Del plástico al arma blanca
Hubo una época reciente y feliz en que las tarjetas de crédito eran bienes inequívocos y que, no obstante, ahora han pasado a convertirse en una especie de penitenciaría simbólica, con correspondiente bazar.
En la prosperidad, la tarjeta actuaba como un salvoconducto para seguir participando en el progreso económico y social. Ese milagroso plástico de aquellos días, estampado por el banco y gozosamente afirmado con nuestra rúbrica, simbolizaba una dichosa alianza entre la matriz financiera y nuestra capacidad personal. El banco nos amparaba, nos avalaba en proporción directa a lo mucho que nos amaba. A lo que amaba, naturalmente, nuestro dinero y nuestra solvencia pero también, imaginariamente, a lo mucho y bien que nos quería. Entre el cliente y su depósito, entre su inversión y su administración, operaban unas manos bancarias cuyo conocimiento financiero, noble y especializado, actuaba para el beneficio mutuo: de su beneficio y de nuestro modesto capital.
"El banco nos avalaba en proporción directa a lo que nos amaba"
Esta graciosa relación, coherente con la pompa de la clase media y la honestidad institucional, ha caído, sin embargo, en picado. Ni el banco nos quiere ni mucho menos nosotros queremos al banco. El posible odio entre los dos, consecuencia de las estafas, los abusos, las comisiones, las manipulaciones y las envenenadas hipotecas, ha llevado a convertir la tarjeta en un elemento temible, más cerca del deber de pagar que de la ventaja de aplazar el pago. Más próxima en su perfil a un arma blanca destinada a hacernos gastar que a un besamanos propicio para ayudarnos a conllevar la dificultad.
Todo poseedor de varias tarjetas de crédito fue, hace 10 años, un individuo condecorado de galardones pero, ahora, cada vez que alguien despliega su cartera y aparece una baraja de esas piezas con su identidad grabada en el membrete, lo compadecemos como un condenado.
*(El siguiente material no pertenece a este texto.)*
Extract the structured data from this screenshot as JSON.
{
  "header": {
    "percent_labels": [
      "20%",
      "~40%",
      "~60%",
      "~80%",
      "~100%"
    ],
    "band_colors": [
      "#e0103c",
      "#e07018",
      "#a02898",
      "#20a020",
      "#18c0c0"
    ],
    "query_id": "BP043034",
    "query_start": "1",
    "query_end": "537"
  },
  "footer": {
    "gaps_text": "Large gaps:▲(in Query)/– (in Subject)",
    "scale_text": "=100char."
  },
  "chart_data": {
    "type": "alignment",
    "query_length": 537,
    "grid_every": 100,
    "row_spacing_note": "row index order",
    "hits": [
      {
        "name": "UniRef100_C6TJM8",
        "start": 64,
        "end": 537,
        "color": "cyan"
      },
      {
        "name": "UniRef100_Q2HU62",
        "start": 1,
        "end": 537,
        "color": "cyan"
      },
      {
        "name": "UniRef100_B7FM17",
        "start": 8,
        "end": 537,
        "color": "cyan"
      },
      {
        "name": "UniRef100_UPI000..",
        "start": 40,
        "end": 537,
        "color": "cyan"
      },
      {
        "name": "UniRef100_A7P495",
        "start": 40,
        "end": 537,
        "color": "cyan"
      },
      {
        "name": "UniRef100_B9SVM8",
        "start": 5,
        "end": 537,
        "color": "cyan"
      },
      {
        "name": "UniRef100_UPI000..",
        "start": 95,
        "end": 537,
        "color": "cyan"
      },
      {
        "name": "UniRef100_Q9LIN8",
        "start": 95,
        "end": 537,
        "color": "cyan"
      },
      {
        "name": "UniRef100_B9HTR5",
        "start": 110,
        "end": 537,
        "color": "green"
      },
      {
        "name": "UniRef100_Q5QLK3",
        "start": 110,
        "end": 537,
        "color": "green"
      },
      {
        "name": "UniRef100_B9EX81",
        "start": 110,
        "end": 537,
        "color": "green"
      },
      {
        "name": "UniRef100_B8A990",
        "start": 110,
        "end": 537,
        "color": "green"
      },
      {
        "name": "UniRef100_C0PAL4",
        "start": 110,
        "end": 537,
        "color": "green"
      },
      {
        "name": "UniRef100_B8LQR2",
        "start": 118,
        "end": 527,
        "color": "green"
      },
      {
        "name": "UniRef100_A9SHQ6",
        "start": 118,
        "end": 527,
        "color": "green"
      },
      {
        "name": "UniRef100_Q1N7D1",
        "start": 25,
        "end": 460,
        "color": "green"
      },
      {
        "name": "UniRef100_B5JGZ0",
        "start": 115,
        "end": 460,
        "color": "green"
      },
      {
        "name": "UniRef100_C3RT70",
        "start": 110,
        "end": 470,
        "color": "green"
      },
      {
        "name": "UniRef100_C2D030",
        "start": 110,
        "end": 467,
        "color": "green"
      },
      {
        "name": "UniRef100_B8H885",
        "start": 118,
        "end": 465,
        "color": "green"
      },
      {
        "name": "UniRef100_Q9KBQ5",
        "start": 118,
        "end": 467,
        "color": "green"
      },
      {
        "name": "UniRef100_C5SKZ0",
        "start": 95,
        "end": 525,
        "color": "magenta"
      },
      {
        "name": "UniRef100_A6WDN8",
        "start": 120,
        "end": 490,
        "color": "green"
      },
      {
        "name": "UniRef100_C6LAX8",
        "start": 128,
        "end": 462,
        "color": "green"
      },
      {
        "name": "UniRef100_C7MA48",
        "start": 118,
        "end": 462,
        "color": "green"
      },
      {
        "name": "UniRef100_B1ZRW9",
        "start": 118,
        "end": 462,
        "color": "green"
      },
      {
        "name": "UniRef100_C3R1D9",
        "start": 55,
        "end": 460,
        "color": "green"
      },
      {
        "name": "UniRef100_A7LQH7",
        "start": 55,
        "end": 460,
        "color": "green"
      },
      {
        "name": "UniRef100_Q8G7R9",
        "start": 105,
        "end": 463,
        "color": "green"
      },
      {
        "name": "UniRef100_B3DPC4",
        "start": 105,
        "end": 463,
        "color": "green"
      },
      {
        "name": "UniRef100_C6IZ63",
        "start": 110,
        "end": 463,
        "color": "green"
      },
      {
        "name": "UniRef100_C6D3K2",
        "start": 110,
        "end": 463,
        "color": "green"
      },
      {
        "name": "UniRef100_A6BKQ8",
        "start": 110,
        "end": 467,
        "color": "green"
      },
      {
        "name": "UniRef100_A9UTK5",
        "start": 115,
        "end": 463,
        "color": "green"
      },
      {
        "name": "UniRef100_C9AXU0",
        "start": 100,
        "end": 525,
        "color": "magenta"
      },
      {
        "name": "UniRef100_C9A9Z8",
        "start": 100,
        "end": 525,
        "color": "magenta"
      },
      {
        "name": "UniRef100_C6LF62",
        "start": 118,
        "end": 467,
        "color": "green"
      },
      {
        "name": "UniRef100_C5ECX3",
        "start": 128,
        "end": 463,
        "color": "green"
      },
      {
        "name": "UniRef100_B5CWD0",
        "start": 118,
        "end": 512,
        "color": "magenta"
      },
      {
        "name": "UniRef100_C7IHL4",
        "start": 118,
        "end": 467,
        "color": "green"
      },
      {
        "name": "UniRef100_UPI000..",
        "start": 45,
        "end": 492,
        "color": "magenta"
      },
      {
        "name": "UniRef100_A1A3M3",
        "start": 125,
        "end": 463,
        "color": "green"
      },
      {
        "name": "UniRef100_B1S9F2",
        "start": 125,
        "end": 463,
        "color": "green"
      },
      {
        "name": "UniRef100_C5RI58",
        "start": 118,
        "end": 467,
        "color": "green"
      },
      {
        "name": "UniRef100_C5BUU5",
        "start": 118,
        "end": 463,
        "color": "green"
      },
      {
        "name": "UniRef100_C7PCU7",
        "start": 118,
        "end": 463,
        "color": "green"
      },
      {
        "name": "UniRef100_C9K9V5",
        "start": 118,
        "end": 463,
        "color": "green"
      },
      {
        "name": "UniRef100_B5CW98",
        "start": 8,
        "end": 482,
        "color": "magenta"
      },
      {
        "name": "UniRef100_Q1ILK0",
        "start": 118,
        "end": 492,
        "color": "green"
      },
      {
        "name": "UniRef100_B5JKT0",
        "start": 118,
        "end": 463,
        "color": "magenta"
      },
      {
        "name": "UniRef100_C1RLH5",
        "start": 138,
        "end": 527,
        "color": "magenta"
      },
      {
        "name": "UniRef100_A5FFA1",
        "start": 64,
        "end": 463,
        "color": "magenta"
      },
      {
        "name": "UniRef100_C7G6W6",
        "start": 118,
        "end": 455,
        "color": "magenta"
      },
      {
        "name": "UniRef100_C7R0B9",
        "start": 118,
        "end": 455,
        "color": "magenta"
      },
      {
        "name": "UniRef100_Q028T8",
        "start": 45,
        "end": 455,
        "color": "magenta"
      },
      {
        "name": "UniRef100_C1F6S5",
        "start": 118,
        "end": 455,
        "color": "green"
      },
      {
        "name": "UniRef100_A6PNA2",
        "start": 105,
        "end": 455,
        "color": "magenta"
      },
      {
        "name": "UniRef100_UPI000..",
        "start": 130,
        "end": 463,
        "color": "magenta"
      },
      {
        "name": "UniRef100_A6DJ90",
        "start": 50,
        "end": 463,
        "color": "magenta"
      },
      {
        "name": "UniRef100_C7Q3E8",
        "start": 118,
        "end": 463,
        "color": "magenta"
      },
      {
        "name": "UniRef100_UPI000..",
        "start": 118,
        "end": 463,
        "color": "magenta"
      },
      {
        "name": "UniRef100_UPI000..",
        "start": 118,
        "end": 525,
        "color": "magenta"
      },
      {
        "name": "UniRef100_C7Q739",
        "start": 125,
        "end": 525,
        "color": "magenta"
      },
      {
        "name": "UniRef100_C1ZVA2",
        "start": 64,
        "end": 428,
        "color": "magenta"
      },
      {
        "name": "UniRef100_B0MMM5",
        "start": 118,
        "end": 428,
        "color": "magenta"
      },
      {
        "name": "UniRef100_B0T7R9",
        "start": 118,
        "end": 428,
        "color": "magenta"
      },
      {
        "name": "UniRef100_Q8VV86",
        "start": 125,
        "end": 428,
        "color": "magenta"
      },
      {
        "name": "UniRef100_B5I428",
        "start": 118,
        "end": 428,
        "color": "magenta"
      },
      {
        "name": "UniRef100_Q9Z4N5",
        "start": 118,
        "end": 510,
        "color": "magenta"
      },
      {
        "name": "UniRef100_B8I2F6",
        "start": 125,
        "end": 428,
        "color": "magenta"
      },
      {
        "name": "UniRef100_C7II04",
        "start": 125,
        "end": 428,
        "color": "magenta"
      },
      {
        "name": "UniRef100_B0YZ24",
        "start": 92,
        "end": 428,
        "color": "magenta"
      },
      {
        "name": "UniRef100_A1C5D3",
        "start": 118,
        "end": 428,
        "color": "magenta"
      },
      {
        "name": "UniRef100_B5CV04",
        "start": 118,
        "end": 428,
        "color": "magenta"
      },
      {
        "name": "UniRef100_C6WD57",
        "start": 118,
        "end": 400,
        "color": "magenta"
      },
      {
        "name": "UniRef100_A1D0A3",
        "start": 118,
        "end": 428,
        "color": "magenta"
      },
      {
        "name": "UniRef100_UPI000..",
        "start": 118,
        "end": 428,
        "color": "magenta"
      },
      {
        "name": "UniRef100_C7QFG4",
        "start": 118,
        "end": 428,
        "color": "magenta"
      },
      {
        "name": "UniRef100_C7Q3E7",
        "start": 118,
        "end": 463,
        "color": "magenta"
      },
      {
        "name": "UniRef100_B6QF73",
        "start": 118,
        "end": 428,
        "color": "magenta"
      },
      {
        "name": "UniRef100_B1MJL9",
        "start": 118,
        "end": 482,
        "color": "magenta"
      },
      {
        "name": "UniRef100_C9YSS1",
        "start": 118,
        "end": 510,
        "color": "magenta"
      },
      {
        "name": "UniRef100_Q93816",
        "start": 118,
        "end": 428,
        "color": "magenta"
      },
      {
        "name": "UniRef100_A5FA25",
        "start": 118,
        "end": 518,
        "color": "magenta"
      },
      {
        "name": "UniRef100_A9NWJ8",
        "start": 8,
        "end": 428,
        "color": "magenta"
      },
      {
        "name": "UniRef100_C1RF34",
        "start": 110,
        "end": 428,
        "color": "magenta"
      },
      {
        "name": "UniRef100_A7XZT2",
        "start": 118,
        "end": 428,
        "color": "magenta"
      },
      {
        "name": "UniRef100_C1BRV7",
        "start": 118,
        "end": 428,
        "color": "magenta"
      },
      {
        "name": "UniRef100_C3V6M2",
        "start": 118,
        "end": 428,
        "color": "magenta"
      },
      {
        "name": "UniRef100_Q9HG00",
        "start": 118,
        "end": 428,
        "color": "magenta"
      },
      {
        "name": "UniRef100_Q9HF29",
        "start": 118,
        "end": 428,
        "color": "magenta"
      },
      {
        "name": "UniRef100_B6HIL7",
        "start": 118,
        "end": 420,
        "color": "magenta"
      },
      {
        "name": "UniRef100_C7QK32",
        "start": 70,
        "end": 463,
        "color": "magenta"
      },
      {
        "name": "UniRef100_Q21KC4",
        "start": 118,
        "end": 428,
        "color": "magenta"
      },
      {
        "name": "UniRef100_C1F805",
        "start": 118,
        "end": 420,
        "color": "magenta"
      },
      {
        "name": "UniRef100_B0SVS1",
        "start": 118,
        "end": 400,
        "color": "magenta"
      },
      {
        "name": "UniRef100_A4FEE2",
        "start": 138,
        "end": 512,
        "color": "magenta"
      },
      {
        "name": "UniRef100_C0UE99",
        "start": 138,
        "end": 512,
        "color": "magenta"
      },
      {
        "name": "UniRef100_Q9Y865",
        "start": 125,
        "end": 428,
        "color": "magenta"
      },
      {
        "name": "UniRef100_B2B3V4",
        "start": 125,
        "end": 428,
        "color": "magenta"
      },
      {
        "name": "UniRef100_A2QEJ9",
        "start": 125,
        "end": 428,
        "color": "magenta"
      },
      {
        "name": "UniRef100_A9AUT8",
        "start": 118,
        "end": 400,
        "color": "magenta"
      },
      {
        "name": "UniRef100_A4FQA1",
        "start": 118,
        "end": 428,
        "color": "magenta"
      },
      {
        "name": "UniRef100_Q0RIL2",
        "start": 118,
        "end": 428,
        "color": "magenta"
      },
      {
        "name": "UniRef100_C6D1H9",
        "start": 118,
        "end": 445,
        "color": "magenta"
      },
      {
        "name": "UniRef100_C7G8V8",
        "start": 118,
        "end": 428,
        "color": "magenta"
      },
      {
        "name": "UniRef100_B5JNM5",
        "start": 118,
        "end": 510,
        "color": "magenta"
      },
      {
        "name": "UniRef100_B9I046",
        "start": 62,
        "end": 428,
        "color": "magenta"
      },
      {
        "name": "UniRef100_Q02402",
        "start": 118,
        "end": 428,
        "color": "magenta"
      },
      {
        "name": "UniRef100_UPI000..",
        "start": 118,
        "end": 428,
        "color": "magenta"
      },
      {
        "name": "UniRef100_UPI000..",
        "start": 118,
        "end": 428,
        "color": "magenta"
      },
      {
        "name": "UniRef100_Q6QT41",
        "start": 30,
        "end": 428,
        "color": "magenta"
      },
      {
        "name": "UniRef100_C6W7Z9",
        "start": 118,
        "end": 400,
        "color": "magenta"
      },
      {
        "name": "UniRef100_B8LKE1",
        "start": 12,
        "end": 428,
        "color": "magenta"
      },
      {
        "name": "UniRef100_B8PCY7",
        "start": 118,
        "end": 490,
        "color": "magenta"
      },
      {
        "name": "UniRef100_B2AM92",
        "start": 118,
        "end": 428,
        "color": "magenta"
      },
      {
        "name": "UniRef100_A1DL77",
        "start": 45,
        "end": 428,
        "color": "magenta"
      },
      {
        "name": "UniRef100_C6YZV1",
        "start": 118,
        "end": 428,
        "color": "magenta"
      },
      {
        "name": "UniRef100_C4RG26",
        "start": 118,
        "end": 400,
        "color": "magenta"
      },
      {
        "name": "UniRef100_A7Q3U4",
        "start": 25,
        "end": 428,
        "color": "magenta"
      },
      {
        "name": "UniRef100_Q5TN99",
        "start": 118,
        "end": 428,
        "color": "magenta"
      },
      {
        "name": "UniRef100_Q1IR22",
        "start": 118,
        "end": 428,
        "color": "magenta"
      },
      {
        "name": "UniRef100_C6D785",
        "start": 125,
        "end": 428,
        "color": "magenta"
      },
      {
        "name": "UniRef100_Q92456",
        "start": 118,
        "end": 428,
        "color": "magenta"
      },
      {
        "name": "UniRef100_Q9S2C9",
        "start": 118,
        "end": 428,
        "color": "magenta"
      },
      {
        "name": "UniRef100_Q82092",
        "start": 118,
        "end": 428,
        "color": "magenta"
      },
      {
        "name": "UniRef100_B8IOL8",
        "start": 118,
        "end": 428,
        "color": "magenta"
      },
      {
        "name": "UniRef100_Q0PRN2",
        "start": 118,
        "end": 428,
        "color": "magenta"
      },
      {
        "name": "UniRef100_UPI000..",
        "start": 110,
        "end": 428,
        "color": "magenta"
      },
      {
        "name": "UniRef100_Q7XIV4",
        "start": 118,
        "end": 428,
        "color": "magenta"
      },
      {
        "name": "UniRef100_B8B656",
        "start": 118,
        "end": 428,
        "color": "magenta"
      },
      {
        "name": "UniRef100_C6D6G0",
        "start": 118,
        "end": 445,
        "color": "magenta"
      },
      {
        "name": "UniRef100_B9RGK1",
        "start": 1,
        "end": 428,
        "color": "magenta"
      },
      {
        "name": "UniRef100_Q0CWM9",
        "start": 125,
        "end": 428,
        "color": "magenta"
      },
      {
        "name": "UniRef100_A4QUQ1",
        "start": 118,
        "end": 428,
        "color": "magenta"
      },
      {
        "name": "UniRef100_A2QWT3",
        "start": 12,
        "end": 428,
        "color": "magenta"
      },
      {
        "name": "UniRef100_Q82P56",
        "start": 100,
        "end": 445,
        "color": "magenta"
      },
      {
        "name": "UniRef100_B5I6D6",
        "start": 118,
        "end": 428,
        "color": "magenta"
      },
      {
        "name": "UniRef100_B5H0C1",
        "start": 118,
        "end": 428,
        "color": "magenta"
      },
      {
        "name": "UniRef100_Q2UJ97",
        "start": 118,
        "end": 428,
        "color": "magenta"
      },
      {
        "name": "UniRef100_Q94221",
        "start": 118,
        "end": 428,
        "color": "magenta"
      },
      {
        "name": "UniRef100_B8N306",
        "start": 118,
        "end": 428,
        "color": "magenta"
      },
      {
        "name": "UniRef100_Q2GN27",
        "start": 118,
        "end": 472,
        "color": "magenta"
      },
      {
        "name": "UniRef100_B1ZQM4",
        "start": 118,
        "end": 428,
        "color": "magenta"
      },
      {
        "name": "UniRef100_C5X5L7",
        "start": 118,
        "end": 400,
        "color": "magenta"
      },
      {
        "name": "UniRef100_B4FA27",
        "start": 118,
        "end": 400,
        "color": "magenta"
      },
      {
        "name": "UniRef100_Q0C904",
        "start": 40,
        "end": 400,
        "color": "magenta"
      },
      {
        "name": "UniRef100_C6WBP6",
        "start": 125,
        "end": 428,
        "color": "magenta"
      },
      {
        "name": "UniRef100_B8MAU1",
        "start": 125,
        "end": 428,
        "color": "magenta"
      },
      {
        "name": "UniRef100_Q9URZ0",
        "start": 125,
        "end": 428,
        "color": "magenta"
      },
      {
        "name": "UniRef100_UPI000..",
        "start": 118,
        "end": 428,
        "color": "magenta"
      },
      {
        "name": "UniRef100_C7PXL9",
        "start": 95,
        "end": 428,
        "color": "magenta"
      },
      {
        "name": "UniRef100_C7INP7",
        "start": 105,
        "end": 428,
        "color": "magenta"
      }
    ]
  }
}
El dinero de plástico fue, en el pasado reciente, un hecho progresivo para mejorar las vidas. Ahora, en cambio, es como una añagaza para empantanarlas. ¿Seguir pagando con la tarjeta? Alguna ventaja le encuentran quienes, asediados por las circunstancias, se encuentran al borde de la escasez, pero ese elemento, benefactor en otro tiempo, ha venido a acercar su imagen real más a la tarjeta sanitaria que a un pasaporte hacia el mayor consumo. ¿Será pues un pasaporte para la hospitalización? ¿Un pasaporte para tratar alguna enfermedad, neuralgia o neurosis, relacionada con el déficit doméstico?
Cada uso de la tarjeta que antes culminaba en el momento de la airosa firma mostrando en la tienda la existencia de una potencial capacidad económica se reemplaza ahora por un triste garabato mediante el cual firmamos una sentencia adversa que, desde ese momento, comenzará a contar su ejecución y con el banco al acecho, odioso malhechor, convertido en el severo verdugo y comisionista de nuestra insoslayable necesidad de vivir y comprar.